劉偉說完,朔銘就動心了。港口的建設需要大量土石方,同樣需要大量的商品砼,如果搞一個商品砼攪拌站那可真是一本萬利嗎,錢財滾滾。


    可惜朔銘沒那麽大的本事,首先他沒錢搞商品砼攪拌站,就算有錢弄他也不確定自己能不能拿到港口建設的工程。


    港口建設與與水利工程可大不相同,需要大型船舶把海裏的沙子掏空,建設出沿海堤壩以便停靠船隻。需要填海肯定不能用沙子泥土,用就是大量的毛石與混凝土,隻要能占著其中一項,鈔票就會像雪花一樣飛來。


    “我看我沒戲。”朔銘歎口氣,這種工程不僅對實力有要求,還對中標企業的資質以及施工單位資質都有極高的要求,港口如果出現質量問題就不是罰錢那麽簡單了,嚴重了真能牢底坐穿,一輩子別想翻身。


    “不試試怎麽知道。”劉偉推了一下朔銘說:“如果這活能找上門子拿下一些工程量能不能帶我一起玩啊?”


    “什麽意思,你也要幹建築?”朔銘問:“你這練歌房開的不是挺好的嗎?”


    “誰不想多掙點錢啊,我看王兆寧跟著你也真掙著錢了。”劉偉說:“雖說說這話有些早了,但我還真認識一個人在這方麵能說上點話,到時候我給你引薦引薦。”


    朔銘立即說:“那感情好,隻要能拿下工程量我保證給你幹股,什麽都不用做,等著在家數錢就行了。”

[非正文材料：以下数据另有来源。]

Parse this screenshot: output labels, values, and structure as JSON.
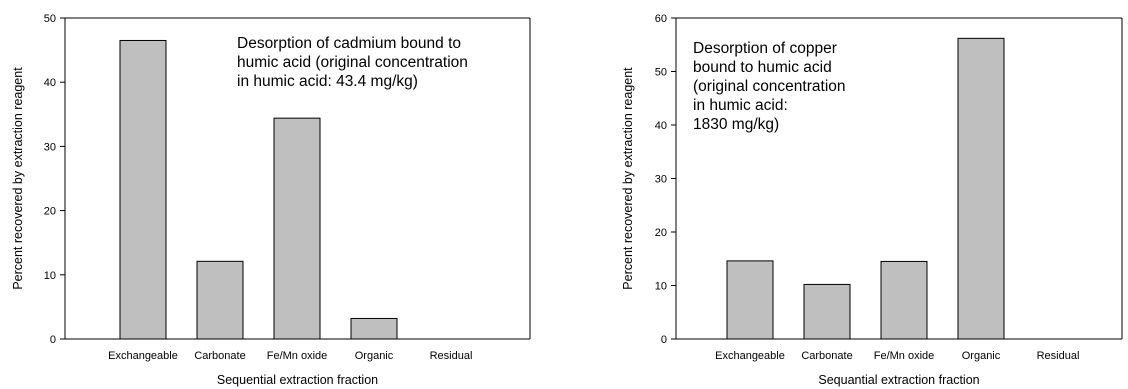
{
  "chart_data": [
    {
      "type": "bar",
      "categories": [
        "Exchangeable",
        "Carbonate",
        "Fe/Mn oxide",
        "Organic",
        "Residual"
      ],
      "values": [
        46.5,
        12.1,
        34.4,
        3.2,
        0
      ],
      "xlabel": "Sequential extraction fraction",
      "ylabel": "Percent recovered by extraction reagent",
      "ylim": [
        0,
        50
      ],
      "yticks": [
        0,
        10,
        20,
        30,
        40,
        50
      ],
      "annotation": [
        "Desorption of cadmium bound to",
        "humic acid (original concentration",
        "in humic acid: 43.4 mg/kg)"
      ],
      "bar_color": "#bfbfbf",
      "grid": false
    },
    {
      "type": "bar",
      "categories": [
        "Exchangeable",
        "Carbonate",
        "Fe/Mn oxide",
        "Organic",
        "Residual"
      ],
      "values": [
        14.6,
        10.2,
        14.5,
        56.2,
        0
      ],
      "xlabel": "Sequantial extraction fraction",
      "ylabel": "Percent recovered by extraction reagent",
      "ylim": [
        0,
        60
      ],
      "yticks": [
        0,
        10,
        20,
        30,
        40,
        50,
        60
      ],
      "annotation": [
        "Desorption of copper",
        "bound to humic acid",
        "(original concentration",
        "in humic acid:",
        "1830 mg/kg)"
      ],
      "bar_color": "#bfbfbf",
      "grid": false
    }
  ]
}
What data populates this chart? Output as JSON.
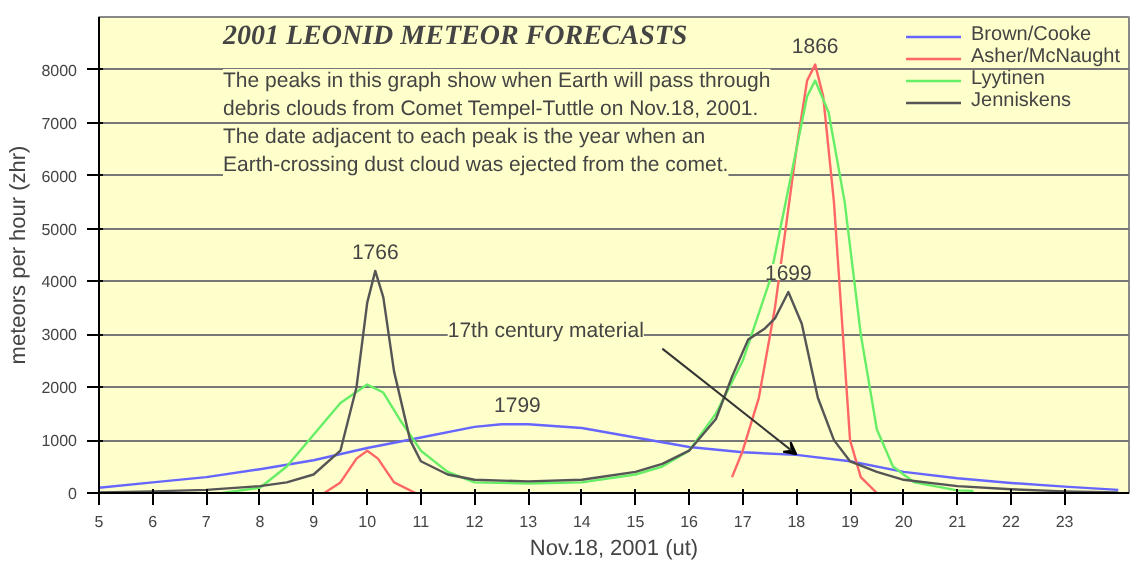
{
  "chart_data": {
    "type": "line",
    "title": "2001 LEONID METEOR FORECASTS",
    "xlabel": "Nov.18, 2001 (ut)",
    "ylabel": "meteors per hour (zhr)",
    "xlim": [
      5,
      24.2
    ],
    "xticks": [
      5,
      6,
      7,
      8,
      9,
      10,
      11,
      12,
      13,
      14,
      15,
      16,
      17,
      18,
      19,
      20,
      21,
      22,
      23
    ],
    "ylim": [
      0,
      9000
    ],
    "yticks": [
      0,
      1000,
      2000,
      3000,
      4000,
      5000,
      6000,
      7000,
      8000
    ],
    "grid": "y",
    "legend": "top right",
    "marker": "none",
    "line_style": "solid",
    "annotations": [
      "The peaks in this graph show when Earth will pass through\ndebris clouds from Comet Tempel-Tuttle on Nov.18, 2001.\nThe date adjacent to each peak is the year when an\nEarth-crossing dust cloud was ejected from the comet.",
      {
        "text": "1766",
        "x": 10.15,
        "y": 4200
      },
      {
        "text": "1799",
        "x": 12.8,
        "y": 1300
      },
      {
        "text": "1699",
        "x": 17.85,
        "y": 3800
      },
      {
        "text": "1866",
        "x": 18.35,
        "y": 8100
      },
      {
        "text": "17th century material",
        "x": 18.0,
        "y": 730
      }
    ],
    "series": [
      {
        "name": "Brown/Cooke",
        "color": "#6666ff",
        "x": [
          5,
          6,
          7,
          8,
          9,
          10,
          11,
          12,
          12.5,
          13,
          14,
          15,
          16,
          17,
          18,
          19,
          20,
          21,
          22,
          23,
          24
        ],
        "values": [
          100,
          200,
          300,
          450,
          620,
          850,
          1050,
          1250,
          1300,
          1300,
          1230,
          1050,
          870,
          770,
          720,
          600,
          400,
          280,
          190,
          120,
          60
        ]
      },
      {
        "name": "Asher/McNaught",
        "color": "#ff6666",
        "x": [
          9.2,
          9.5,
          9.8,
          10,
          10.2,
          10.5,
          10.9,
          16.5,
          16.8,
          17,
          17.3,
          17.6,
          17.8,
          18,
          18.2,
          18.35,
          18.5,
          18.7,
          18.9,
          19,
          19.2,
          19.5
        ],
        "values": [
          0,
          200,
          650,
          800,
          650,
          200,
          0,
          null,
          300,
          800,
          1800,
          3500,
          5000,
          6500,
          7800,
          8100,
          7500,
          5500,
          2500,
          1000,
          300,
          0
        ]
      },
      {
        "name": "Lyytinen",
        "color": "#66ee66",
        "x": [
          7.3,
          8,
          8.5,
          9,
          9.5,
          10,
          10.3,
          10.6,
          11,
          11.5,
          12,
          13,
          14,
          15,
          15.5,
          16,
          16.5,
          17,
          17.5,
          17.9,
          18.2,
          18.35,
          18.6,
          18.9,
          19.2,
          19.5,
          19.8,
          20.2,
          21,
          21.3
        ],
        "values": [
          0,
          100,
          500,
          1100,
          1700,
          2050,
          1900,
          1400,
          800,
          400,
          200,
          180,
          200,
          350,
          500,
          800,
          1500,
          2500,
          4000,
          6000,
          7500,
          7800,
          7200,
          5500,
          3000,
          1200,
          500,
          200,
          50,
          40
        ]
      },
      {
        "name": "Jenniskens",
        "color": "#555555",
        "x": [
          5,
          6,
          7,
          8,
          8.5,
          9,
          9.5,
          9.8,
          10,
          10.15,
          10.3,
          10.5,
          10.8,
          11,
          11.5,
          12,
          13,
          14,
          15,
          15.5,
          16,
          16.5,
          16.8,
          17.1,
          17.4,
          17.6,
          17.85,
          18.1,
          18.4,
          18.7,
          19,
          19.5,
          20,
          21,
          22,
          23,
          24
        ],
        "values": [
          10,
          30,
          60,
          130,
          200,
          350,
          800,
          2000,
          3600,
          4200,
          3700,
          2300,
          1000,
          600,
          350,
          250,
          220,
          250,
          400,
          550,
          800,
          1400,
          2200,
          2900,
          3100,
          3300,
          3800,
          3200,
          1800,
          1000,
          600,
          400,
          250,
          130,
          70,
          30,
          10
        ]
      }
    ]
  }
}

    劉偉點點頭,端起酒杯與朔銘等幾個同學喝一個。一個同學對劉偉說:“哎,哥們,叫兩個姑娘唄,你也太摳了,來你這也有幾次了,不陪著玩大活過過癮也行啊。”


    朔銘看了眼劉偉,劉偉沒聽見一樣淡淡的表情不說話。


    這個同學也真是厚臉皮,朔銘從沒見他請客,每次到劉偉這來都是最好的酒一桌子好菜,還這種那種要求,這次竟然要求特殊服務。


    朔銘嘿嘿一笑說:“淩哥,劉偉這有的是姑娘,你能不能上也得看有沒有那本事,一脫褲子是根牙簽還讓人笑話,劉偉也是怕你丟人不是?”


    “誰說的。要不我脫下褲子你看看?”淩哥不滿的嘟囔著:“小氣就說小氣唄,你朔老板是掙錢了,玩女人花點錢也不在乎了。”


    朔銘本是想打個哈哈圓個場,同學之間笑鬧幾句也就過了。沒想到淩哥借著酒勁失了分寸,而且還把矛頭對準了朔銘。朔銘哪能慣著這種人的臭脾氣,當即臉色就不好看了。冷笑一聲對淩哥說:“我有錢玩女人那是我的本事,老子不用花錢女人也排著隊送來。你就不行嘍,不吃藥比牙簽小,比棉花軟,兜裏比臉都幹淨還學著別人出來偷腥,玩女人還有別人付賬的?外麵有的是女人,有本事去上一個,完事之後大把的鈔票一甩,看有沒有人嗲著嗓子對你喊淩哥我還要。”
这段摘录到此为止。